Quick Summary Points

  • Deutsche Bank is eliminating the equities sales and trading business lines and laying off 18,000 employees.
  • The bank has not been able to recover from the financial crisis and has been fined numerous times for misconduct.
  • Instead of focusing on sales and trading, which can create volatile earnings, they are shifting focus to corporate money management.

History of Deutsche Bank

Deutsche is a German banking institution founded in 1870. Unfortunately, throughout the years, they have been involved with several scandals and poor business decisions. For example, the bank took part in the subprime mortgage crisis. Even when the bank sensed that the market was turning south, they continued to sell mortgage-based investments. To make things worse, Deutsche also took bets against the products they were selling. These actions cost the bank $7.2 billion in fines, which was adjusted from $14 billion after a settlement with the US Department of Justice.

Between 2015 to 2018, Deutsche was also fined for other misdemeanors. They include rigging the Libor interest rate, doing business with US-sanctioned countries, and failure to prevent money laundering.

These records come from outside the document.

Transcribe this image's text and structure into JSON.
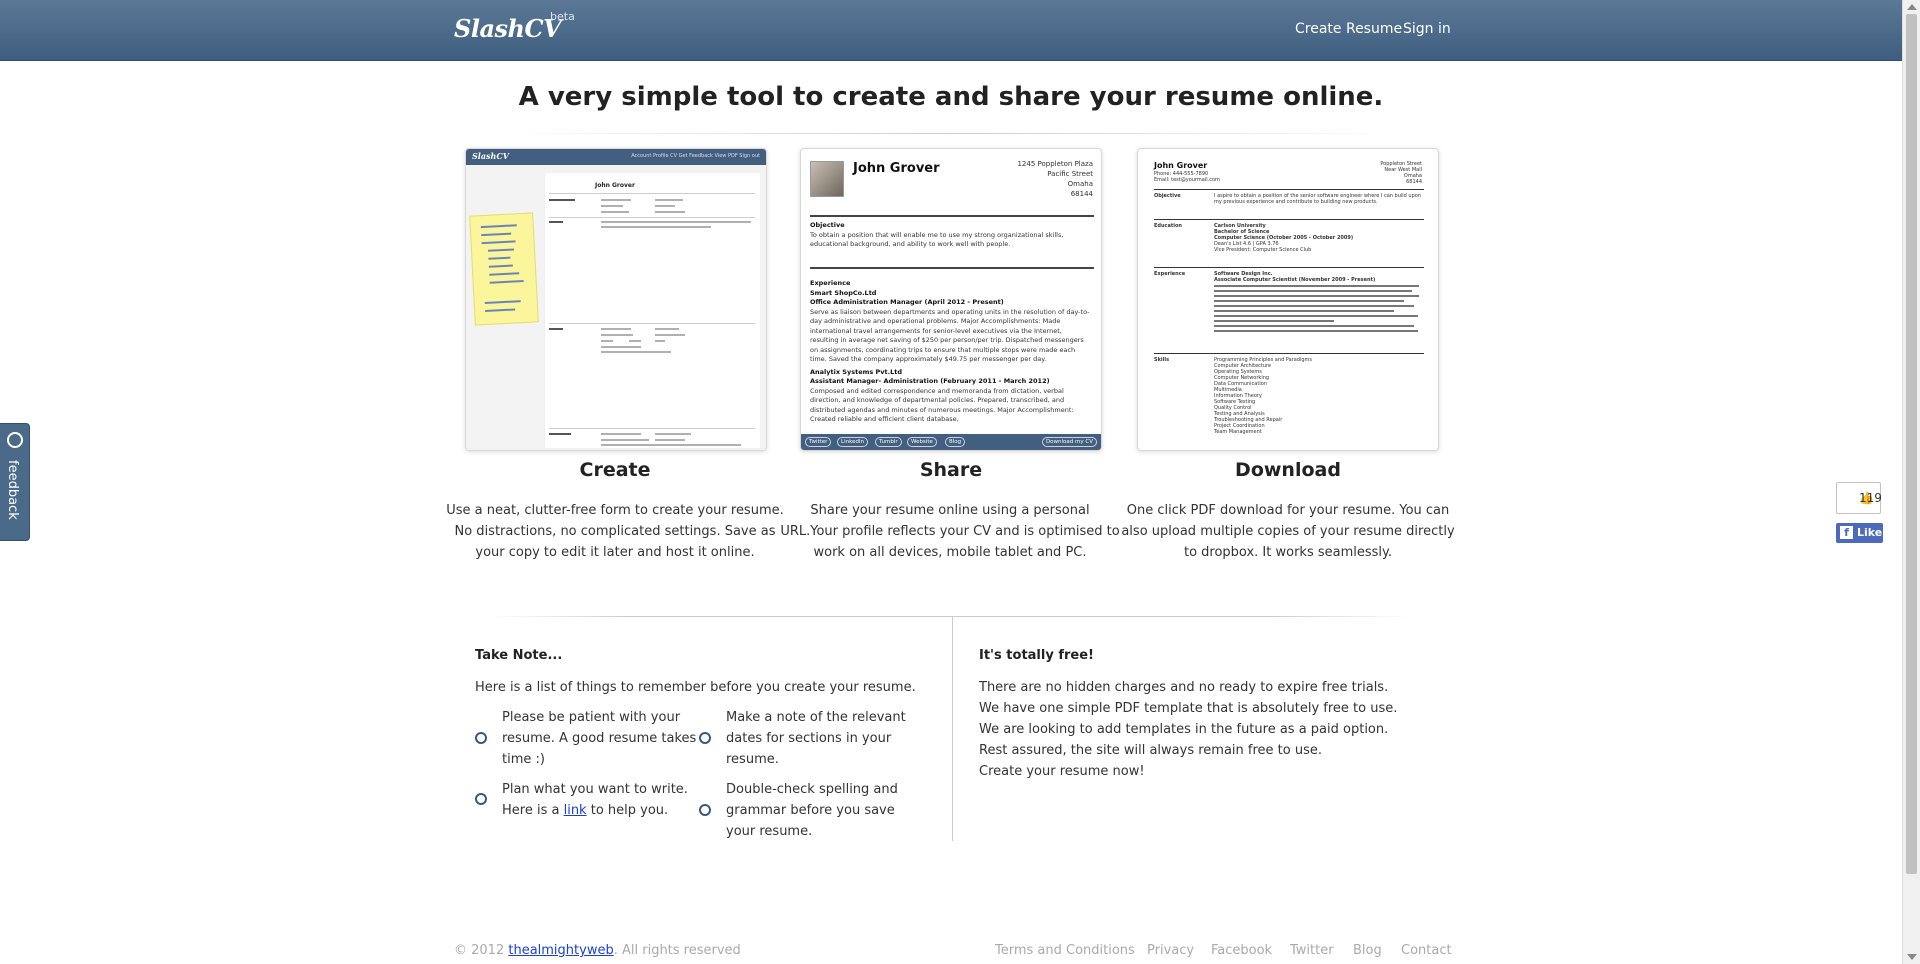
{
  "header": {
    "logo": "SlashCV",
    "beta": "beta",
    "nav": [
      "Create Resume",
      "Sign in"
    ]
  },
  "headline": "A very simple tool to create and share your resume online.",
  "features": [
    {
      "title": "Create",
      "desc": "Use a neat, clutter-free form to create your resume. No distractions, no complicated settings. Save as your copy to edit it later and host it online."
    },
    {
      "title": "Share",
      "desc": "Share your resume online using a personal URL.Your profile reflects your CV and is optimised to work on all devices, mobile tablet and PC."
    },
    {
      "title": "Download",
      "desc": "One click PDF download for your resume. You can also upload multiple copies of your resume directly to dropbox. It works seamlessly."
    }
  ],
  "preview_create": {
    "logo": "SlashCV",
    "nav": "Account   Profile   CV   Get Feedback   View PDF   Sign out",
    "name": "John Grover"
  },
  "preview_share": {
    "name": "John Grover",
    "address": [
      "1245 Poppleton Plaza",
      "Pacific Street",
      "Omaha",
      "68144"
    ],
    "objective_h": "Objective",
    "objective": "To obtain a position that will enable me to use my strong organizational skills, educational background, and ability to work well with people.",
    "experience_h": "Experience",
    "job1_company": "Smart ShopCo.Ltd",
    "job1_title": "Office Administration Manager (April 2012 - Present)",
    "job1_desc": "Serve as liaison between departments and operating units in the resolution of day-to-day administrative and operational problems. Major Accomplishments: Made international travel arrangements for senior-level executives via the Internet, resulting in average net saving of $250 per person/per trip. Dispatched messengers on assignments, coordinating trips to ensure that multiple stops were made each time. Saved the company approximately $49.75 per messenger per day.",
    "job2_company": "Analytix Systems Pvt.Ltd",
    "job2_title": "Assistant Manager- Administration (February 2011 - March 2012)",
    "job2_desc": "Composed and edited correspondence and memoranda from dictation, verbal direction, and knowledge of departmental policies. Prepared, transcribed, and distributed agendas and minutes of numerous meetings. Major Accomplishment: Created reliable and efficient client database,",
    "social": [
      "Twitter",
      "LinkedIn",
      "Tumblr",
      "Website",
      "Blog"
    ],
    "download": "Download my CV"
  },
  "preview_download": {
    "name": "John Grover",
    "contact": [
      "Phone: 444-555-7890",
      "Email: test@yourmail.com"
    ],
    "address": [
      "Poppleton Street",
      "Near West Mall",
      "Omaha",
      "68144"
    ],
    "objective_h": "Objective",
    "objective": "I aspire to obtain a position of the senior software engineer where I can build upon my previous experience and contribute to building new products.",
    "education_h": "Education",
    "education": [
      "Carlson University",
      "Bachelor of Science",
      "Computer Science (October 2005 - October 2009)",
      "Dean's List 4.6 | GPA 3.76",
      "Vice President: Computer Science Club"
    ],
    "experience_h": "Experience",
    "experience": [
      "Software Design Inc.",
      "Associate Computer Scientist (November 2009 - Present)"
    ],
    "skills_h": "Skills",
    "skills": [
      "Programming Principles and Paradigms",
      "Computer Architecture",
      "Operating Systems",
      "Computer Networking",
      "Data Communication",
      "Multimedia",
      "Information Theory",
      "Software Testing",
      "Quality Control",
      "Testing and Analysis",
      "Troubleshooting and Repair",
      "Project Coordination",
      "Team Management"
    ]
  },
  "take_note": {
    "title": "Take Note...",
    "intro": "Here is a list of things to remember before you create your resume.",
    "items": [
      "Please be patient with your resume. A good resume takes time :)",
      "Make a note of the relevant dates for sections in your resume.",
      "Plan what you want to write.",
      "Double-check spelling and grammar before you save your resume."
    ],
    "item3_line2_pre": "Here is a",
    "item3_link": "link",
    "item3_line2_post": "to help you."
  },
  "free": {
    "title": "It's totally free!",
    "lines": [
      "There are no hidden charges and no ready to expire free trials.",
      "We have one simple PDF template that is absolutely free to use.",
      "We are looking to add templates in the future as a paid option.",
      "Rest assured, the site will always remain free to use.",
      "Create your resume now!"
    ]
  },
  "feedback": "feedback",
  "fb": {
    "count": "119",
    "like": "Like"
  },
  "footer": {
    "copy_pre": "© 2012",
    "copy_link": "thealmightyweb",
    "copy_post": ". All rights reserved",
    "links": [
      "Terms and Conditions",
      "Privacy",
      "Facebook",
      "Twitter",
      "Blog",
      "Contact"
    ]
  }
}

In the money laundering case, Deutsche Bank was fined $630 million for not preventing $10 billion of Russian money laundering.

Decisions that were made

In terms of business decisions, since 1989, Deutsche bank had plans to become a global bank. They acquired banks in other countries and obtained a greater global presence. By consolidating their US operations into one, they had plans to take on Wall Street banks such as Goldman Sachs. However, after the financial crisis, the sluggish European economy, and new regulations, such plans fell apart. In 2019, plans to merge with another German bank, Commerzbank, fell through. If the merger was successful, it would have created the eurozone‘s second-largest bank. These plans were made as both banks were struggling, with Deutsche trying to recover after the financial crisis.

Why cut 18,000 jobs?

Deutsche made the decision that their business operations are spread too thin or over-diversified. One of the executives stated that the bank had tried to compete in too many business lines. To ratify this situation, they have decided to close the equities sales and trading business and decrease the rates division. By removing this business line from the banks, they are also letting go of 18,000 employees. Originally, executives were reluctant to cut this business line.  Although it is high risk, issuing and trading derivatives can be very profitable if done properly. However, as Deutsche Bank becomes less profitable, the bank seeks more reliable business. Now the bank will shift focus to corporate money management.

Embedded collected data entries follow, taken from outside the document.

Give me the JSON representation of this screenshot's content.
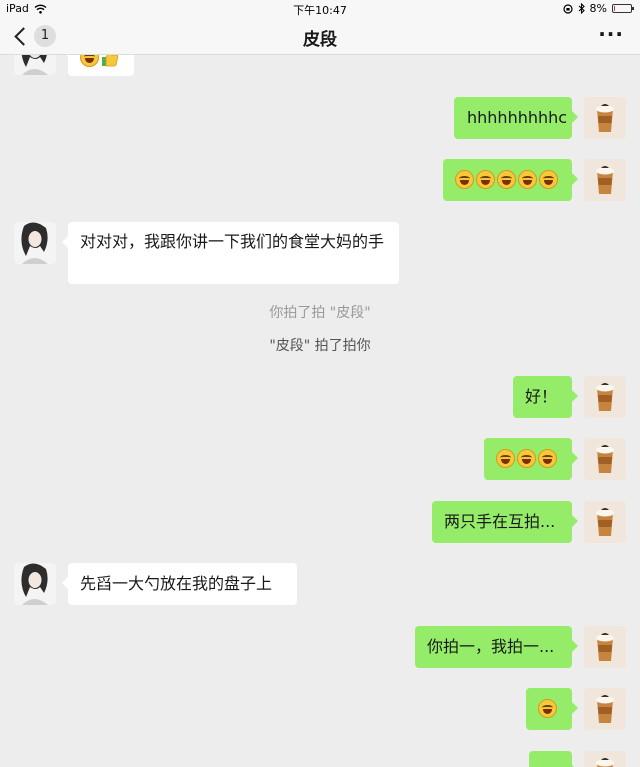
{
  "status_bar": {
    "device": "iPad",
    "time": "下午10:47",
    "battery_text": "8%",
    "battery_level": 0.08
  },
  "nav": {
    "back_badge": "1",
    "title": "皮段",
    "more": "···"
  },
  "messages": {
    "m1": {
      "text": "hhhhhhhhhc"
    },
    "m2": {
      "emoji_count": 5
    },
    "m3": {
      "text": "对对对，我跟你讲一下我们的食堂大妈的手"
    },
    "m4": {
      "text": "你拍了拍 \"皮段\""
    },
    "m5": {
      "text": "\"皮段\" 拍了拍你"
    },
    "m6": {
      "text": "好！"
    },
    "m7": {
      "emoji_count": 3
    },
    "m8": {
      "text": "两只手在互拍..."
    },
    "m9": {
      "text": "先舀一大勺放在我的盘子上"
    },
    "m10": {
      "text": "你拍一，我拍一..."
    },
    "m11": {
      "emoji_count": 1
    }
  },
  "colors": {
    "self_bubble": "#95ec69",
    "other_bubble": "#ffffff",
    "background": "#ededed"
  }
}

The short term cost of Deutsche Bank’s restructuring process is $8.29 billion with a majority occurring in 2019. The cost mostly consists of severance packages for the employees that were let go. The estimated benefit is $6.7 billion in cost savings by 2022. Cost savings originate from lower salary expenses and bonuses paid each year. Other banks have called this plan ambitious and the actions radical.

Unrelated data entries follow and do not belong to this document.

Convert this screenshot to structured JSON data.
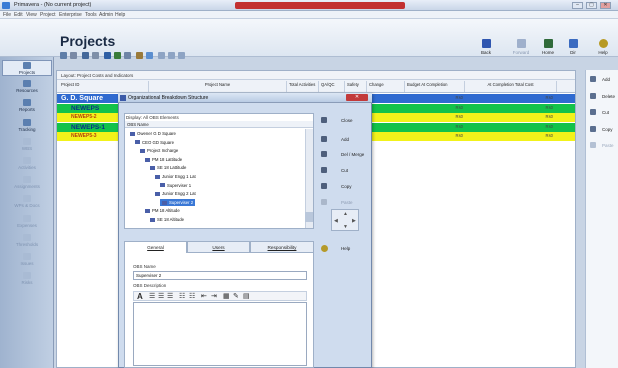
{
  "window": {
    "title": "Primavera - (No current project)",
    "controls": [
      "–",
      "▢",
      "✕"
    ]
  },
  "menu": [
    "File",
    "Edit",
    "View",
    "Project",
    "Enterprise",
    "Tools",
    "Admin",
    "Help"
  ],
  "header": {
    "title": "Projects",
    "nav_buttons": [
      {
        "label": "Back",
        "icon": "back-arrow-icon"
      },
      {
        "label": "Forward",
        "icon": "forward-arrow-icon"
      },
      {
        "label": "Home",
        "icon": "home-icon"
      },
      {
        "label": "Dir",
        "icon": "directory-icon"
      },
      {
        "label": "Help",
        "icon": "help-icon"
      }
    ]
  },
  "leftnav": [
    {
      "label": "Projects",
      "active": true
    },
    {
      "label": "Resources",
      "active": false
    },
    {
      "label": "Reports",
      "active": false
    },
    {
      "label": "Tracking",
      "active": false
    },
    {
      "label": "WBS",
      "active": false
    },
    {
      "label": "Activities",
      "active": false
    },
    {
      "label": "Assignments",
      "active": false
    },
    {
      "label": "WPs & Docs",
      "active": false
    },
    {
      "label": "Expenses",
      "active": false
    },
    {
      "label": "Thresholds",
      "active": false
    },
    {
      "label": "Issues",
      "active": false
    },
    {
      "label": "Risks",
      "active": false
    }
  ],
  "grid": {
    "layout": "Layout: Project Costs and Indicators",
    "columns": [
      "Project ID",
      "Project Name",
      "Total Activities",
      "QA/QC",
      "Safety",
      "Change",
      "Budget At Completion",
      "At Completion Total Cost"
    ],
    "rows": [
      {
        "id": "G. D. Square",
        "color": "#2f6ad0",
        "text": "#ffffff",
        "bac": "Rs0",
        "acc": "Rs0"
      },
      {
        "id": "NEWEPS",
        "color": "#13c24a",
        "text": "#0b2a8a",
        "bac": "Rs0",
        "acc": "Rs0"
      },
      {
        "id": "NEWEP5-2",
        "color": "#f2f21a",
        "text": "#b5420c",
        "bac": "Rs0",
        "acc": "Rs0"
      },
      {
        "id": "NEWEPS-1",
        "color": "#13c24a",
        "text": "#0b2a8a",
        "bac": "Rs0",
        "acc": "Rs0"
      },
      {
        "id": "NEWEP5-3",
        "color": "#f2f21a",
        "text": "#b5420c",
        "bac": "Rs0",
        "acc": "Rs0"
      }
    ]
  },
  "rightpanel": [
    {
      "label": "Add",
      "enabled": true
    },
    {
      "label": "Delete",
      "enabled": true
    },
    {
      "label": "Cut",
      "enabled": true
    },
    {
      "label": "Copy",
      "enabled": true
    },
    {
      "label": "Paste",
      "enabled": false
    }
  ],
  "dialog": {
    "title": "Organizational Breakdown Structure",
    "display": "Display: All OBS Elements",
    "tree_header": "OBS Name",
    "tree": [
      {
        "label": "Owener G D Square",
        "depth": 0
      },
      {
        "label": "CEO GD Square",
        "depth": 1
      },
      {
        "label": "Project Incharge",
        "depth": 2
      },
      {
        "label": "PM 18 Lattitude",
        "depth": 3
      },
      {
        "label": "SE 18 Lattitude",
        "depth": 4
      },
      {
        "label": "Junior Engg 1 Lat",
        "depth": 5
      },
      {
        "label": "Superviser 1",
        "depth": 6
      },
      {
        "label": "Junior Engg 2 Lat",
        "depth": 5
      },
      {
        "label": "Superviser 2",
        "depth": 6,
        "selected": true
      },
      {
        "label": "PM 18 Altitude",
        "depth": 3
      },
      {
        "label": "SE 18 Altitude",
        "depth": 4
      }
    ],
    "buttons": [
      {
        "label": "Close",
        "enabled": true
      },
      {
        "label": "Add",
        "enabled": true
      },
      {
        "label": "Del / Merge",
        "enabled": true
      },
      {
        "label": "Cut",
        "enabled": true
      },
      {
        "label": "Copy",
        "enabled": true
      },
      {
        "label": "Paste",
        "enabled": false
      }
    ],
    "help_label": "Help",
    "tabs": [
      "General",
      "Users",
      "Responsibility"
    ],
    "obs_name_label": "OBS Name",
    "obs_name_value": "Superviser 2",
    "obs_desc_label": "OBS Description"
  }
}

Christian Sewing became the chief executive in 2018. Sewing had already cut over 3,000 jobs and closed hundreds of branches. Sewing, along with the board, made the decision to cut the equities sales and trading division as it lacks revenue reliability. As mentioned above, cost savings are also expected from lower payment of bonuses. The previous chief executive was criticized for the continuous payment of high bonuses for investment bankers.

Not all of the executives agree with or was unscathed by the decision. For example, Frank Strauss, the head of retail business, has left the bank, as he did not agree with the restructuring plan. Garth Ritchie, the chief of investment banking, will be leaving the bank as well.

What does it mean for investors?

The stock for Deutsche Bank has fallen by 95% since 2007 due to the difficulties the bank has faced. For existing investors, the bank has stated that they will not raise additional capital to fund the restructuring plan. Many investors or potential investors are waiting to see how the plan will be executed, as well as the results it will deliver. While costs will be reduced, it is to be seen whether the revenue will be negatively impacted.